How do electric cars do in cold weather?  I've read that at -15C or thereabouts the mileage drops by half.  Is this true?  What about -30?  I'd think a lot of the energy produced would go to heating and demisting.  Does anyone know?

Lard Tunderin Jeezus Lard Tunderin Jeezus's picture

This bears repeating:

al-Qa'bong wrote:

City planning improvements that allow for alternative transportation would probably do more for our air quality and fuel-use reduction than any gizmo right now. 

Public transportation and hi-speed rail corridors are much more efficient, and totally feasible (with just a modicum of political courage).

Boom Boom Boom Boom's picture

absentia wrote:

That is probably so, in the short term. Very short, since gas prices are going up...

On another thread, there's talk of Quebec Hydro raising their electricity rates - I suspect electric rates are going to go up right across the board everywhere especially as demand intensifies, so there may not be significant cost-savings associated with EV as compared to IC (internal compbustion) vehicles. And length of rechargeable battery life may be a concern as well - what happens to all the batteries that die out, can they be 100% recycled?
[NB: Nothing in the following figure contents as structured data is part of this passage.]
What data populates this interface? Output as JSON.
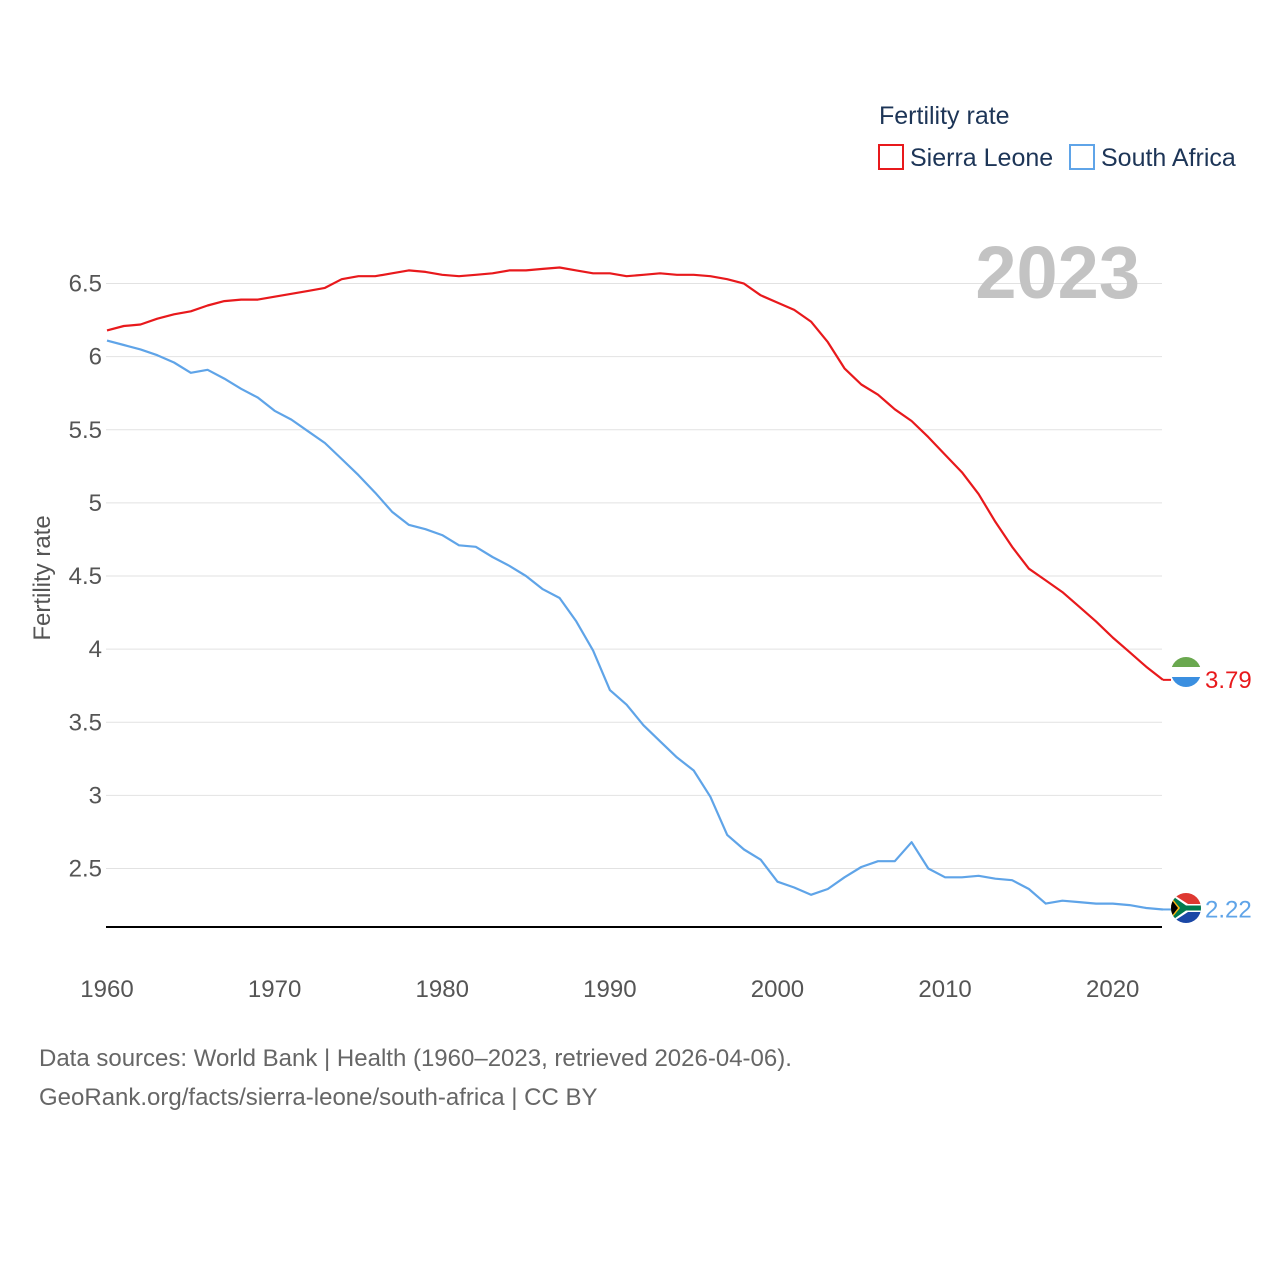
{
  "chart_data": {
    "type": "line",
    "title": "Fertility rate",
    "current_year": "2023",
    "xlabel": "",
    "ylabel": "Fertility rate",
    "xlim": [
      1960,
      2023
    ],
    "ylim": [
      2.1,
      6.75
    ],
    "x_ticks": [
      {
        "value": 1960,
        "label": "1960"
      },
      {
        "value": 1970,
        "label": "1970"
      },
      {
        "value": 1980,
        "label": "1980"
      },
      {
        "value": 1990,
        "label": "1990"
      },
      {
        "value": 2000,
        "label": "2000"
      },
      {
        "value": 2010,
        "label": "2010"
      },
      {
        "value": 2020,
        "label": "2020"
      }
    ],
    "y_ticks": [
      {
        "value": 2.5,
        "label": "2.5"
      },
      {
        "value": 3,
        "label": "3"
      },
      {
        "value": 3.5,
        "label": "3.5"
      },
      {
        "value": 4,
        "label": "4"
      },
      {
        "value": 4.5,
        "label": "4.5"
      },
      {
        "value": 5,
        "label": "5"
      },
      {
        "value": 5.5,
        "label": "5.5"
      },
      {
        "value": 6,
        "label": "6"
      },
      {
        "value": 6.5,
        "label": "6.5"
      }
    ],
    "x": [
      1960,
      1961,
      1962,
      1963,
      1964,
      1965,
      1966,
      1967,
      1968,
      1969,
      1970,
      1971,
      1972,
      1973,
      1974,
      1975,
      1976,
      1977,
      1978,
      1979,
      1980,
      1981,
      1982,
      1983,
      1984,
      1985,
      1986,
      1987,
      1988,
      1989,
      1990,
      1991,
      1992,
      1993,
      1994,
      1995,
      1996,
      1997,
      1998,
      1999,
      2000,
      2001,
      2002,
      2003,
      2004,
      2005,
      2006,
      2007,
      2008,
      2009,
      2010,
      2011,
      2012,
      2013,
      2014,
      2015,
      2016,
      2017,
      2018,
      2019,
      2020,
      2021,
      2022,
      2023
    ],
    "series": [
      {
        "name": "Sierra Leone",
        "color": "#e8191c",
        "end_label": "3.79",
        "flag": "sierra-leone-flag-icon",
        "values": [
          6.18,
          6.21,
          6.22,
          6.26,
          6.29,
          6.31,
          6.35,
          6.38,
          6.39,
          6.39,
          6.41,
          6.43,
          6.45,
          6.47,
          6.53,
          6.55,
          6.55,
          6.57,
          6.59,
          6.58,
          6.56,
          6.55,
          6.56,
          6.57,
          6.59,
          6.59,
          6.6,
          6.61,
          6.59,
          6.57,
          6.57,
          6.55,
          6.56,
          6.57,
          6.56,
          6.56,
          6.55,
          6.53,
          6.5,
          6.42,
          6.37,
          6.32,
          6.24,
          6.1,
          5.92,
          5.81,
          5.74,
          5.64,
          5.56,
          5.45,
          5.33,
          5.21,
          5.06,
          4.87,
          4.7,
          4.55,
          4.47,
          4.39,
          4.29,
          4.19,
          4.08,
          3.98,
          3.88,
          3.79
        ]
      },
      {
        "name": "South Africa",
        "color": "#5fa4e8",
        "end_label": "2.22",
        "flag": "south-africa-flag-icon",
        "values": [
          6.11,
          6.08,
          6.05,
          6.01,
          5.96,
          5.89,
          5.91,
          5.85,
          5.78,
          5.72,
          5.63,
          5.57,
          5.49,
          5.41,
          5.3,
          5.19,
          5.07,
          4.94,
          4.85,
          4.82,
          4.78,
          4.71,
          4.7,
          4.63,
          4.57,
          4.5,
          4.41,
          4.35,
          4.19,
          3.99,
          3.72,
          3.62,
          3.48,
          3.37,
          3.26,
          3.17,
          2.99,
          2.73,
          2.63,
          2.56,
          2.41,
          2.37,
          2.32,
          2.36,
          2.44,
          2.51,
          2.55,
          2.55,
          2.68,
          2.5,
          2.44,
          2.44,
          2.45,
          2.43,
          2.42,
          2.36,
          2.26,
          2.28,
          2.27,
          2.26,
          2.26,
          2.25,
          2.23,
          2.22
        ]
      }
    ],
    "legend_title": "Fertility rate",
    "legend_position": "top-right"
  },
  "source": {
    "line1": "Data sources: World Bank | Health (1960–2023, retrieved 2026-04-06).",
    "line2": "GeoRank.org/facts/sierra-leone/south-africa | CC BY"
  }
}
Boom Boom Boom Boom's picture

It appears to me that, worldwide,  electricity providers are barely keeping up with current demand. Where will all the new electricity come from to re-charge millions of EVs every night? (not to mention probably the millions of new a/c units needed as the earth continues to overheat...)

absentia

Electricity production, distribution and usage will have to change drastically. So will industry in general, and the transporting of goods as well as people, the growing and moving of food and the construction of buildings and cities.... 
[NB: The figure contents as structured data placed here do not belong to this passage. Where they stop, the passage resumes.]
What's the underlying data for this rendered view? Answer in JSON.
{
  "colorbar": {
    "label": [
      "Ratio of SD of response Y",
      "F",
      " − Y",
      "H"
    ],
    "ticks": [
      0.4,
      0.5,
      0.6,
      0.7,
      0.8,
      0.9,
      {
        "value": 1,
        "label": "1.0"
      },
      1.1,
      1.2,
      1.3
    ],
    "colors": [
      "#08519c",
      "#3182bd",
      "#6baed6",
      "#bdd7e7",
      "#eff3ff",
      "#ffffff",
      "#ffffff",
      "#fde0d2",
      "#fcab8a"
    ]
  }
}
We keep thinking as if the present were going to last - in terms business as usual -  even though we see, daily, the air traffic snarl-ups and tornado damage, ice cpas melting and deserts growing, mining accidents and energy production catastrophes. We urgently, desperately need to get our heads around a future - and i don't mean Star Trek, because that's never going to happen; i mean a  medium-distance future, in our children's lifetime - that's different. I realize that we have to go from here, from the technology and economy we have right now, but we can't plot any kind of forward path without some realistic idea of a destination. 
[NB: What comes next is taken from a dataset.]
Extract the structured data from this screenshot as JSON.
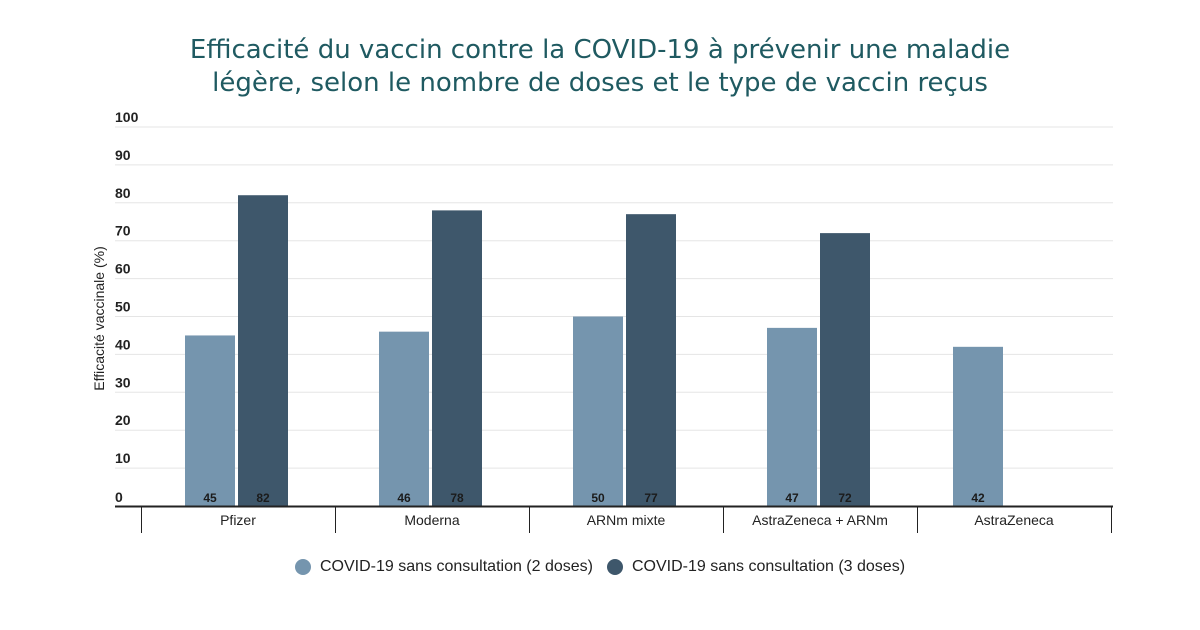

Boom Boom Boom Boom's picture

I think those making decisions as to power generation are thinking more in terms of expanded nuclear, hydro dams, maybe solar, wind, and even more coal plants if desperate enough. I suspect electricity demand in the near future is going to far outstrip today's capabilities.

 

ETA: I wonder if electrical generation will be the growth industry of the future, and as demand intensifies, will prices for electric power skyrocket?

ETA: If electric power rates skyrocket, I think there will be huge demands by homeowners to get off the grid, and instead rely on their own power production units - such as solar panels, windmills, and whatever new technologies lie around the corner.

absentia

Of course. We should have been going in that direction for decades. Centralized energy production is crazy. It requires extensive infrastructure to store and distribute; the grid can break down at any point, for any number of reasons, for any lenght of time; every plant and junction is vulnerable to sabotage, overload and incompetence; the repair and expansion of the overcomplicated system is difficult (esapecially in the kind of weather that's more frequently knocking it out) and far too expensive, and its reliability diminshes, even as dependence on it grows. Decentralizing is the only thing that makes sense, but megabusiness won't allow that to happen: it would give communities and individuals too much aoutonomy.

Boom Boom Boom Boom's picture

Wasn't there a thread here recently that explained how to get off the grid with your own power generation and in fact sell your excess power to the hydro company?

Policywonk

Boom Boom wrote:

Wasn't there a thread here recently that explained how to get off the grid with your own power generation and in fact sell your excess power to the hydro company?

Net metering, or selling your excess power back to the power company is not the same as getting off the grid.